Knot Bad has no real significant backstory to it, sad to say! I would just always say, “It’s not bad” with a twist on the dialect that my friends found amusing. When I was trying to come up with the name for my business, it was my first pick, but I doubted myself and thought “there’s no way I could come up with a name so quickly”, so I brainstormed a new name for about 2 months. However, I just kept coming back to it as an option and decided to take the plunge with it! I love the name, people think it’s silly but endearing, and it fits my love for puns, which you will find out about if you read my posts!
You do have a great sense of humor … but you also have a great heart. Can you tell us a bit more about your charity work and why you find it important to give back?

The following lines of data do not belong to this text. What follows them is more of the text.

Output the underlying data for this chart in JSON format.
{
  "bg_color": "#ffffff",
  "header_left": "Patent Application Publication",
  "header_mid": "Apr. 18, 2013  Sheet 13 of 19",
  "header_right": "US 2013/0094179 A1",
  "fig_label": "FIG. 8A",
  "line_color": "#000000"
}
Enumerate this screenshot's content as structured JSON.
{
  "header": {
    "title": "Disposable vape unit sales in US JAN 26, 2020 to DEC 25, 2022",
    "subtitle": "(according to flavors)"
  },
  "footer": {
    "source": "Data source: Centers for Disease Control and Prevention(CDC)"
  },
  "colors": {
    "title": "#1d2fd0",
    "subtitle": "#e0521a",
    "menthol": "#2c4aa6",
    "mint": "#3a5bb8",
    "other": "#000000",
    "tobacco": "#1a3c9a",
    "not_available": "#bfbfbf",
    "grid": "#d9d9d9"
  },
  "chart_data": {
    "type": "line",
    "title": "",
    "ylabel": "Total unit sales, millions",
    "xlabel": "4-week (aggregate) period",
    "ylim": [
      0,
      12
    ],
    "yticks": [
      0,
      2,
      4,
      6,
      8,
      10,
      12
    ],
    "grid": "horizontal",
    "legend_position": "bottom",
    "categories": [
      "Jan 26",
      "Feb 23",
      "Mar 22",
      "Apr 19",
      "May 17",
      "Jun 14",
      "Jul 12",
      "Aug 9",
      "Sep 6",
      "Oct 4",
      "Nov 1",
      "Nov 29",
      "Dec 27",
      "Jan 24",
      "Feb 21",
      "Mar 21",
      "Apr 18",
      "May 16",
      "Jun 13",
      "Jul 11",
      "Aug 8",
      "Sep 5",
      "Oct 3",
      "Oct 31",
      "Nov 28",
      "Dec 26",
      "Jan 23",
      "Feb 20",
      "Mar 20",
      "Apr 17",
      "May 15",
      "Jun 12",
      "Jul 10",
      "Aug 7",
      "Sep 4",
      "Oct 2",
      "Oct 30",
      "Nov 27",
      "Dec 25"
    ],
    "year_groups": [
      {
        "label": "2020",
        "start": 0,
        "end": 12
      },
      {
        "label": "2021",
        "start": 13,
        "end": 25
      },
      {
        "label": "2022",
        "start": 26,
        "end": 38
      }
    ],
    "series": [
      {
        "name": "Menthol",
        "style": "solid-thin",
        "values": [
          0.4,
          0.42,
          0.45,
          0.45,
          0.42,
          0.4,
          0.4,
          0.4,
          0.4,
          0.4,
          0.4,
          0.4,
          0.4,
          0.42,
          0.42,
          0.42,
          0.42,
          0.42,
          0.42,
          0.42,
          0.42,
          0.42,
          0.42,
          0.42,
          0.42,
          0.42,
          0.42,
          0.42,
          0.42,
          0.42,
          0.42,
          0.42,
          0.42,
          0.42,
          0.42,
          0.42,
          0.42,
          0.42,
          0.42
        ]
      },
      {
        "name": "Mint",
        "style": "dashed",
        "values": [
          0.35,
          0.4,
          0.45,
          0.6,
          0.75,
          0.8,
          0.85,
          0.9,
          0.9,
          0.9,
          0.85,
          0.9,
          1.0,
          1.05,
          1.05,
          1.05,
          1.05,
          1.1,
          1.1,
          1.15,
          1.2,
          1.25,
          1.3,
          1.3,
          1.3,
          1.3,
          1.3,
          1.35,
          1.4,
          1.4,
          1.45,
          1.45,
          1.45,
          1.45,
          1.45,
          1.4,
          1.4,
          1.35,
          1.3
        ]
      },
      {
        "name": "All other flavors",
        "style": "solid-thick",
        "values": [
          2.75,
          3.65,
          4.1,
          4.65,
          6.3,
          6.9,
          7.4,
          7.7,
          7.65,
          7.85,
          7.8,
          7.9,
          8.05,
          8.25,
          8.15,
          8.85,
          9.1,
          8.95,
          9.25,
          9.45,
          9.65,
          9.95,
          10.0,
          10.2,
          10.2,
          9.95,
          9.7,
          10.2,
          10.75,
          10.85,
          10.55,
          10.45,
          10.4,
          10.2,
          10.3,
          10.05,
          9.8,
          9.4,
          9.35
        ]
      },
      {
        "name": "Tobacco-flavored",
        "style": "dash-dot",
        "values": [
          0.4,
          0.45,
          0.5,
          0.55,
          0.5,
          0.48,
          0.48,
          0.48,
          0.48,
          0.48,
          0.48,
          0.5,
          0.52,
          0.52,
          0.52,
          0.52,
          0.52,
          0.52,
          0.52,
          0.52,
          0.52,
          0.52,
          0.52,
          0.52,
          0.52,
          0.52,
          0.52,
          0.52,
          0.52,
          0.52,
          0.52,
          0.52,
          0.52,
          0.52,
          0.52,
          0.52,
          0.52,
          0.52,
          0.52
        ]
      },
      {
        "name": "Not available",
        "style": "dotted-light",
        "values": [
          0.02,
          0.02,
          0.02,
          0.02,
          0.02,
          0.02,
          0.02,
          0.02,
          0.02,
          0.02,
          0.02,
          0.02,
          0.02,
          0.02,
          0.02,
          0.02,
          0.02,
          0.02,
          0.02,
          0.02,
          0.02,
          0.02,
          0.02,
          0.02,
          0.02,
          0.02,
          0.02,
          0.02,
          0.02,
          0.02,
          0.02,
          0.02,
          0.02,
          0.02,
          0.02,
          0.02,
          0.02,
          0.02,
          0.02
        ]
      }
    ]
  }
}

Yes! I have now hosted two charities. I held my first one this past Holiday season of 2016 with my good friend in the community, Jessica Carey of The Hook Nook. We collected handmade beanies and stuffed dolls from all corners of the world and donated them to the children in the oncology unit at the Children’s Hospital in Portland, Oregon. It was dedicated to a little girl who was dear to Jessica who was actually facing cancer at the time – but she is now cancer free! It was an absolute success – we were able to collect 1000 handmade items to donate to the hospital, which was the largest donation they have received at once, ever! To top it off, we even had the pleasure of handing out some items to a few children.
My second charity is that I now donate a portion of proceeds towards Planned Parenthood! I know some people may be cautious about involving controversial issues with business, but with the type of economic climate that we are in, I decided that there’s a side of history I want to be on and I am a loud and proud supporter of women’s rights, especially reproductive rights, so I am trying to do my best to help out in anyway I can! READ MORE ABOUT THIS.
In addition to using his skills in crochet to help others, Vincent mentions in the podcsat that crochet has been therapeutic for him as well, offering something to do with his “fidgety hands”.